Vista do templo central de Ħal Tarxien, ao longo do eixo que vai do portal principal ao altar, c. 3100 a.C. Foto: Ethan Doyle White, 2017
Figura 23: Vista do templo central de Ħal Tarxien, ao longo do eixo que vai do portal principal ao altar, c. 3100 a.C. Foto: Ethan Doyle White, 2017

A partir daí, o tipo da construção semienterrada se espalha pelo corredor eurasiático durante o período Neolítico. A arquitetura megalítica na Europa se reporta a essa configuração, como no conjunto de templos construídos antes de 3000 a.C. em Malta (fig. 22).
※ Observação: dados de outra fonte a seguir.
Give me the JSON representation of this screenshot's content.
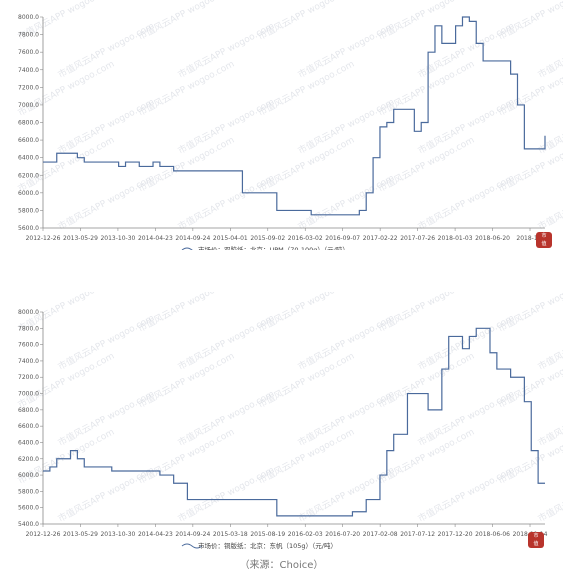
{
  "colors": {
    "line": "#4a6a9c",
    "axis": "#888888",
    "watermark": "#cfd3dc",
    "seal": "#b8342c"
  },
  "source_note": "（来源：Choice）",
  "chart_data": [
    {
      "type": "line",
      "x_ticks": [
        "2012-12-26",
        "2013-05-29",
        "2013-10-30",
        "2014-04-23",
        "2014-09-24",
        "2015-04-01",
        "2015-09-02",
        "2016-03-02",
        "2016-09-07",
        "2017-02-22",
        "2017-07-26",
        "2018-01-03",
        "2018-06-20",
        "2018-11-"
      ],
      "yticks": [
        5600,
        5800,
        6000,
        6200,
        6400,
        6600,
        6800,
        7000,
        7200,
        7400,
        7600,
        7800,
        8000
      ],
      "ylim": [
        5600,
        8000
      ],
      "grid": false,
      "series": [
        {
          "name": "市场价：双胶纸：北京：UPM（70-100g）（元/吨）",
          "x": [
            "2012-12",
            "2013-01",
            "2013-02",
            "2013-04",
            "2013-05",
            "2013-06",
            "2013-07",
            "2013-10",
            "2013-11",
            "2013-12",
            "2014-02",
            "2014-04",
            "2014-05",
            "2014-07",
            "2014-09",
            "2014-10",
            "2015-02",
            "2015-04",
            "2015-05",
            "2015-07",
            "2015-09",
            "2015-10",
            "2015-12",
            "2016-02",
            "2016-03",
            "2016-05",
            "2016-07",
            "2016-09",
            "2016-10",
            "2016-11",
            "2016-12",
            "2017-01",
            "2017-02",
            "2017-03",
            "2017-04",
            "2017-05",
            "2017-06",
            "2017-07",
            "2017-08",
            "2017-09",
            "2017-10",
            "2017-11",
            "2017-12",
            "2018-01",
            "2018-02",
            "2018-03",
            "2018-04",
            "2018-05",
            "2018-06",
            "2018-07",
            "2018-08",
            "2018-09",
            "2018-10",
            "2018-11",
            "2018-12",
            "2019-01"
          ],
          "values": [
            6350,
            6350,
            6450,
            6450,
            6400,
            6350,
            6350,
            6350,
            6300,
            6350,
            6300,
            6350,
            6300,
            6250,
            6250,
            6250,
            6250,
            6250,
            6000,
            6000,
            6000,
            5800,
            5800,
            5800,
            5750,
            5750,
            5750,
            5750,
            5800,
            6000,
            6400,
            6750,
            6800,
            6950,
            6950,
            6950,
            6700,
            6800,
            7600,
            7900,
            7700,
            7700,
            7900,
            8000,
            7950,
            7700,
            7500,
            7500,
            7500,
            7500,
            7350,
            7000,
            6500,
            6500,
            6500,
            6650
          ],
          "legend": "市场价：双胶纸：北京：UPM（70-100g）（元/吨）"
        }
      ]
    },
    {
      "type": "line",
      "x_ticks": [
        "2012-12-26",
        "2013-05-29",
        "2013-10-30",
        "2014-04-23",
        "2014-09-24",
        "2015-03-18",
        "2015-08-19",
        "2016-02-03",
        "2016-07-20",
        "2017-02-08",
        "2017-07-12",
        "2017-12-20",
        "2018-06-06",
        "2018-11-14"
      ],
      "yticks": [
        5400,
        5600,
        5800,
        6000,
        6200,
        6400,
        6600,
        6800,
        7000,
        7200,
        7400,
        7600,
        7800,
        8000
      ],
      "ylim": [
        5400,
        8000
      ],
      "grid": false,
      "series": [
        {
          "name": "市场价：铜版纸：北京：东帆（105g）（元/吨）",
          "x": [
            "2012-12",
            "2013-01",
            "2013-02",
            "2013-04",
            "2013-05",
            "2013-06",
            "2013-07",
            "2013-09",
            "2013-10",
            "2013-12",
            "2014-03",
            "2014-05",
            "2014-07",
            "2014-09",
            "2014-11",
            "2015-02",
            "2015-04",
            "2015-06",
            "2015-08",
            "2015-10",
            "2016-01",
            "2016-03",
            "2016-06",
            "2016-09",
            "2016-11",
            "2017-01",
            "2017-02",
            "2017-03",
            "2017-05",
            "2017-06",
            "2017-08",
            "2017-09",
            "2017-10",
            "2017-11",
            "2017-12",
            "2018-01",
            "2018-02",
            "2018-03",
            "2018-04",
            "2018-05",
            "2018-06",
            "2018-07",
            "2018-08",
            "2018-09",
            "2018-10",
            "2018-11",
            "2018-12",
            "2019-01"
          ],
          "values": [
            6050,
            6100,
            6200,
            6300,
            6200,
            6100,
            6100,
            6100,
            6050,
            6050,
            6050,
            6000,
            5900,
            5700,
            5700,
            5700,
            5700,
            5700,
            5700,
            5500,
            5500,
            5500,
            5500,
            5550,
            5700,
            6000,
            6300,
            6500,
            7000,
            7000,
            6800,
            6800,
            7300,
            7700,
            7700,
            7550,
            7700,
            7800,
            7800,
            7500,
            7300,
            7300,
            7200,
            7200,
            6900,
            6300,
            5900,
            5900
          ],
          "legend": "市场价：铜版纸：北京：东帆（105g）（元/吨）"
        }
      ]
    }
  ]
}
Esses templos eram formados por sequências de espaços semicirculares cada vez mais restritos, dando um senso de reclusão crescente até que se alcançava um altar no fundo da construção (fig. 23).


As construções semienterradas se aclimatam até as extremidades úmidas da Eurásia, onde elas são usadas tanto como sepulturas quanto como habitações — às vezes ao mesmo tempo. As construções monumentais muitas vezes são delimitadas com imensas lajes de pedra em todos os lados: os dolmens ou antas (fig. 24). Essas estruturas teriam sido cobertas com um terrapleno por todos os lados, formando um túmulo, e poderiam ser usadas para vários propósitos rituais: desde sacrifícios religiosos até sepultamentos humanos.

Anta da orca de Pendilhe, Portugal, final do IV milênio a.C. Foto: João Carvalho, 2005
Figura 24: Anta da orca de Pendilhe, Portugal, final do IV milênio a.C. Foto: João Carvalho, 2005

Figura 25: Modelo tridimensional do túmulo de Maeshowe, ilhas Órcades, Escócia, c. 2800 a.C. Historic Environment Scotland, 2012.

Nas ilhas Órcades, o túmulo neolítico de Maeshowe, de c. 2800 a.C. (fig. 25), tem uma câmara central quadrada, com 4 metros de lado, debaixo de um terrapleno artificial.


Um corredor com 11 metros de comprimento mas menos de um metro de pé-direito dá acesso à câmara, de onde se abrem três células secundárias (fig. 27). Como em Malta, o espaço mais importante é a célula que fica diante do eixo do corredor (fig. 26), pelo qual a luz do sol entra no dia do solstício de inverno.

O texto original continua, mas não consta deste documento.